I just was, a bit by chance, in Western Pennsylvania, and at an Amish
farmer’s market when I saw these people. And they were selling their,
I think, bread and some scones, a kind of scones and, uh
and these snickerdoodle cookies that are, uh, Amish specialties.
And they were just hanging out there, and they…
their arms were hanging at their sides, so they were very placid. And
you know, you could buy their cookies, or you could not buy their cookies.
Either way, they were fine with it. And then they just pack up and leave,
and I thought, “What is going on with these people?” They are not tense.
They are just kind of content. And so I struck up a conversation
with one and said, you know, “I’m looking for a place to do a little farm work,
you know, and help out on the farm. Do you have any need for that?”
And they were like…They didn’t really even ask me why
I wanted to come and do farming.
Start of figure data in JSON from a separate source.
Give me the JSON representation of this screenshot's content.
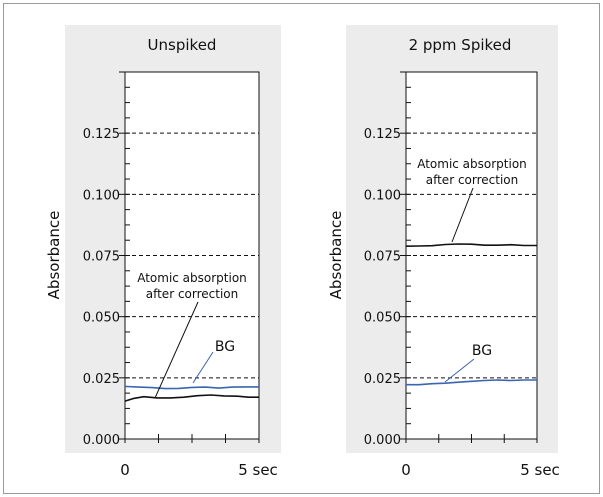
{
  "chart_data": [
    {
      "type": "line",
      "title": "Unspiked",
      "xlabel": "",
      "ylabel": "Absorbance",
      "xlim": [
        0,
        5
      ],
      "ylim": [
        0,
        0.15
      ],
      "x_tick_labels": [
        "0",
        "5 sec"
      ],
      "y_tick_labels": [
        "0.000",
        "0.025",
        "0.050",
        "0.075",
        "0.100",
        "0.125"
      ],
      "gridlines": [
        0.025,
        0.05,
        0.075,
        0.1,
        0.125
      ],
      "grid": "dashed horizontal",
      "series": [
        {
          "name": "BG",
          "color": "#3a66b0",
          "points": [
            [
              0,
              0.0215
            ],
            [
              0.5,
              0.0212
            ],
            [
              1.0,
              0.021
            ],
            [
              1.5,
              0.0206
            ],
            [
              2.0,
              0.0207
            ],
            [
              2.5,
              0.0211
            ],
            [
              3.0,
              0.0212
            ],
            [
              3.5,
              0.0208
            ],
            [
              4.0,
              0.0212
            ],
            [
              4.5,
              0.0213
            ],
            [
              5.0,
              0.0213
            ]
          ]
        },
        {
          "name": "Atomic absorption after correction",
          "color": "#111111",
          "points": [
            [
              0,
              0.0155
            ],
            [
              0.3,
              0.0165
            ],
            [
              0.7,
              0.0173
            ],
            [
              1.2,
              0.0168
            ],
            [
              1.7,
              0.0168
            ],
            [
              2.2,
              0.0171
            ],
            [
              2.7,
              0.0177
            ],
            [
              3.2,
              0.018
            ],
            [
              3.7,
              0.0176
            ],
            [
              4.2,
              0.0175
            ],
            [
              4.6,
              0.0171
            ],
            [
              5.0,
              0.0171
            ]
          ]
        }
      ],
      "annotations": [
        {
          "lines": [
            "Atomic absorption",
            "after correction"
          ]
        },
        {
          "lines": [
            "BG"
          ]
        }
      ]
    },
    {
      "type": "line",
      "title": "2 ppm Spiked",
      "xlabel": "",
      "ylabel": "Absorbance",
      "xlim": [
        0,
        5
      ],
      "ylim": [
        0,
        0.15
      ],
      "x_tick_labels": [
        "0",
        "5 sec"
      ],
      "y_tick_labels": [
        "0.000",
        "0.025",
        "0.050",
        "0.075",
        "0.100",
        "0.125"
      ],
      "gridlines": [
        0.025,
        0.05,
        0.075,
        0.1,
        0.125
      ],
      "grid": "dashed horizontal",
      "series": [
        {
          "name": "BG",
          "color": "#3a66b0",
          "points": [
            [
              0,
              0.0222
            ],
            [
              0.5,
              0.0222
            ],
            [
              1.0,
              0.0226
            ],
            [
              1.5,
              0.0228
            ],
            [
              2.0,
              0.0232
            ],
            [
              2.5,
              0.0236
            ],
            [
              3.0,
              0.0239
            ],
            [
              3.5,
              0.0241
            ],
            [
              4.0,
              0.0239
            ],
            [
              4.5,
              0.0241
            ],
            [
              5.0,
              0.0241
            ]
          ]
        },
        {
          "name": "Atomic absorption after correction",
          "color": "#111111",
          "points": [
            [
              0,
              0.0788
            ],
            [
              0.5,
              0.0789
            ],
            [
              1.0,
              0.079
            ],
            [
              1.5,
              0.0795
            ],
            [
              2.0,
              0.0797
            ],
            [
              2.5,
              0.0796
            ],
            [
              3.0,
              0.0792
            ],
            [
              3.5,
              0.0792
            ],
            [
              4.0,
              0.0794
            ],
            [
              4.5,
              0.0791
            ],
            [
              5.0,
              0.0791
            ]
          ]
        }
      ],
      "annotations": [
        {
          "lines": [
            "Atomic absorption",
            "after correction"
          ]
        },
        {
          "lines": [
            "BG"
          ]
        }
      ]
    }
  ]
}
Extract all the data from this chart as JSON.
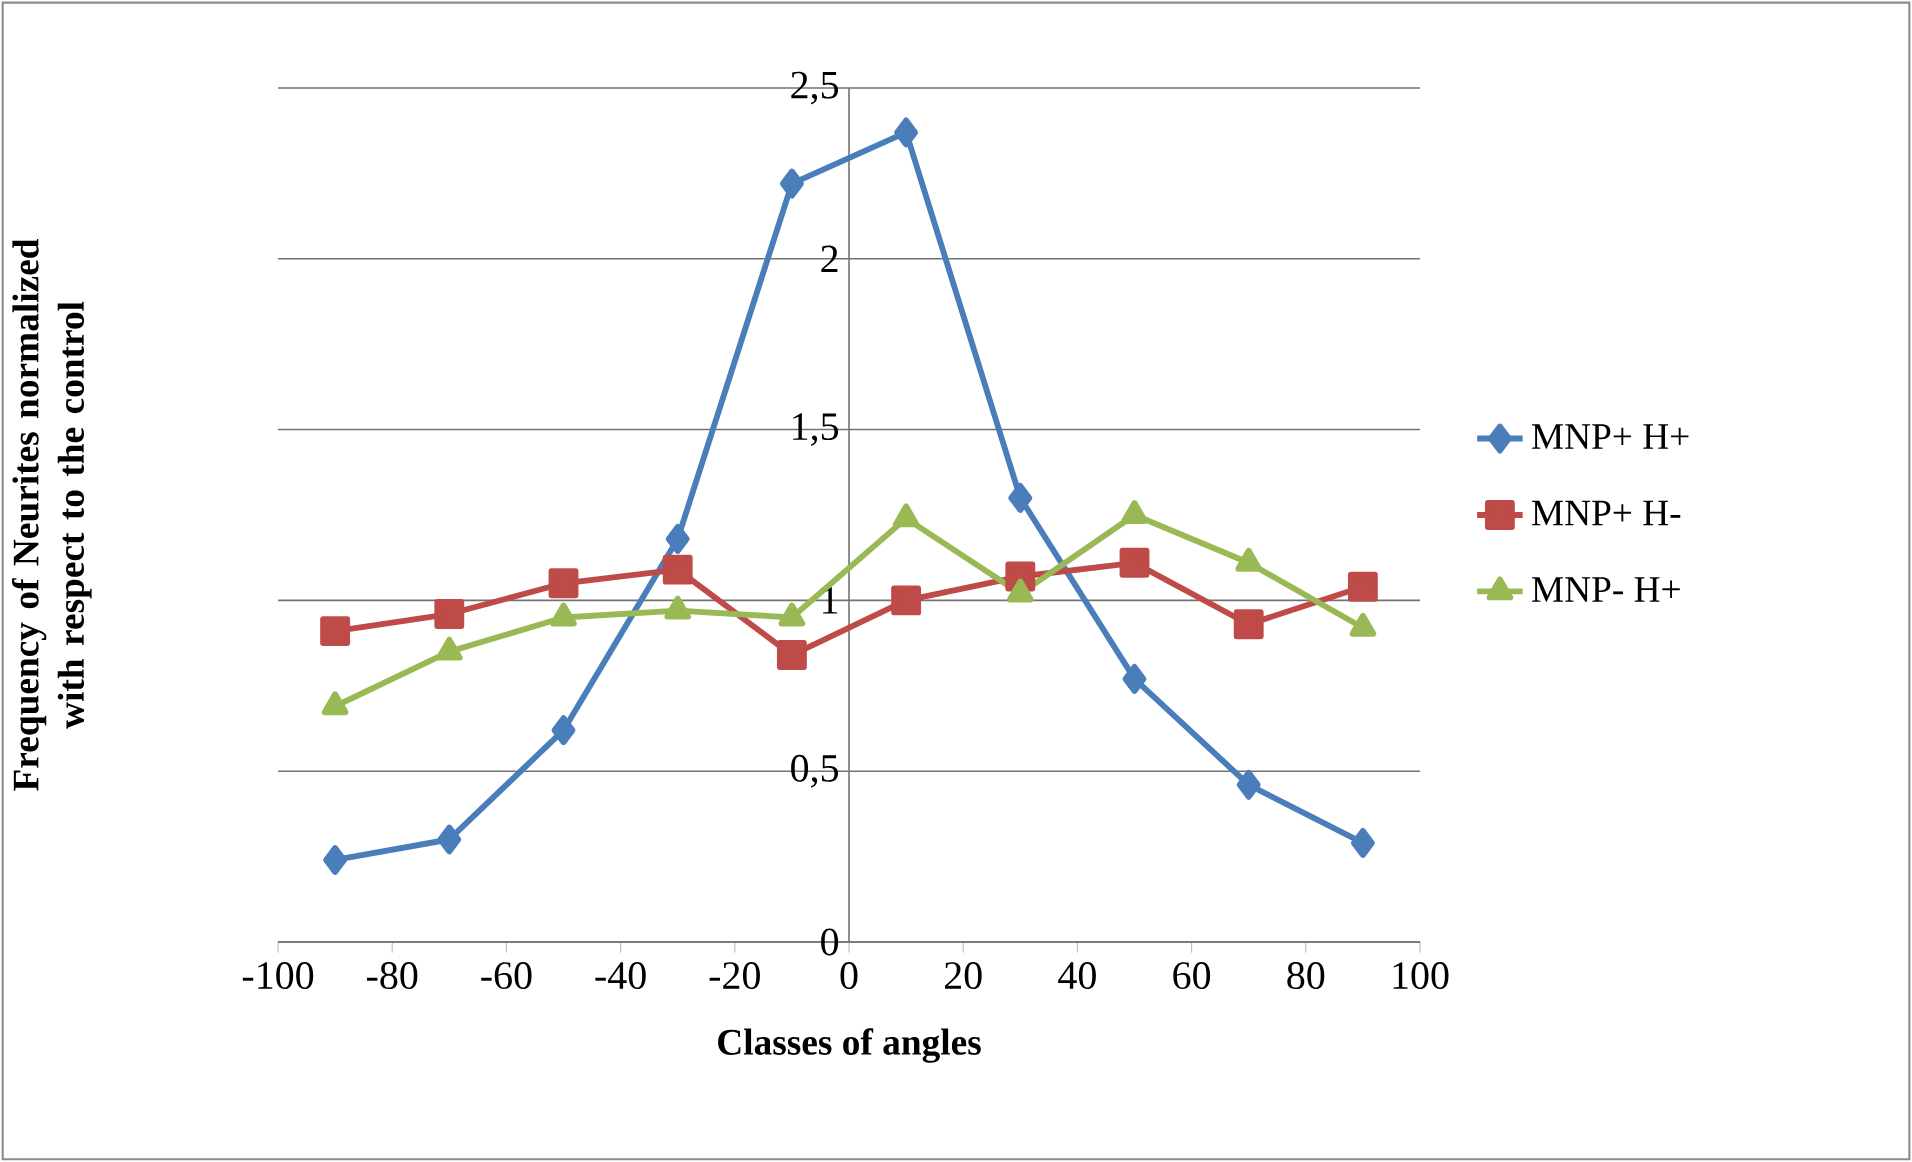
{
  "chart_data": {
    "type": "line",
    "xlabel": "Classes of angles",
    "ylabel": "Frequency of Neurites normalized with respect to the control",
    "x": [
      -90,
      -70,
      -50,
      -30,
      -10,
      10,
      30,
      50,
      70,
      90
    ],
    "series": [
      {
        "name": "MNP+ H+",
        "color": "#4a7ebb",
        "marker": "diamond",
        "values": [
          0.24,
          0.3,
          0.62,
          1.18,
          2.22,
          2.37,
          1.3,
          0.77,
          0.46,
          0.29
        ]
      },
      {
        "name": "MNP+ H-",
        "color": "#be4b48",
        "marker": "square",
        "values": [
          0.91,
          0.96,
          1.05,
          1.09,
          0.84,
          1.0,
          1.07,
          1.11,
          0.93,
          1.04
        ]
      },
      {
        "name": "MNP-  H+",
        "color": "#98b954",
        "marker": "triangle",
        "values": [
          0.69,
          0.85,
          0.95,
          0.97,
          0.95,
          1.24,
          1.02,
          1.25,
          1.11,
          0.92
        ]
      }
    ],
    "xlim": [
      -100,
      100
    ],
    "xticks": [
      -100,
      -80,
      -60,
      -40,
      -20,
      0,
      20,
      40,
      60,
      80,
      100
    ],
    "ylim": [
      0,
      2.5
    ],
    "yticks": [
      0,
      {
        "value": 0.5,
        "label": "0,5"
      },
      1,
      {
        "value": 1.5,
        "label": "1,5"
      },
      2,
      {
        "value": 2.5,
        "label": "2,5"
      }
    ],
    "grid": "y",
    "legend": "right",
    "line_style": "solid"
  }
}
I didn’t look like a farmer,
I didn’t know anything about farming. But I just said, you know,
I need to take a break, and I’m just curious about the way of life.
So that was how I ended up in this Amish farmhouse kitchen.
So I arrived, uh, with a… a few things, you know. And then
what happened was, it was a couple and a little newborn baby
and a two-year-old and, um
it basically rained for two weeks. And we sat in the kitchen
and the baby cried non-stop. And I think I have never met
two more miserable people in my life than this couple. They were just...
The silence was unbearable. This kitchen where we sat for two weeks
in the rain in the Amish spring is embedded in my mind as [laughs]
as, you know, ideas about misery and love and happiness.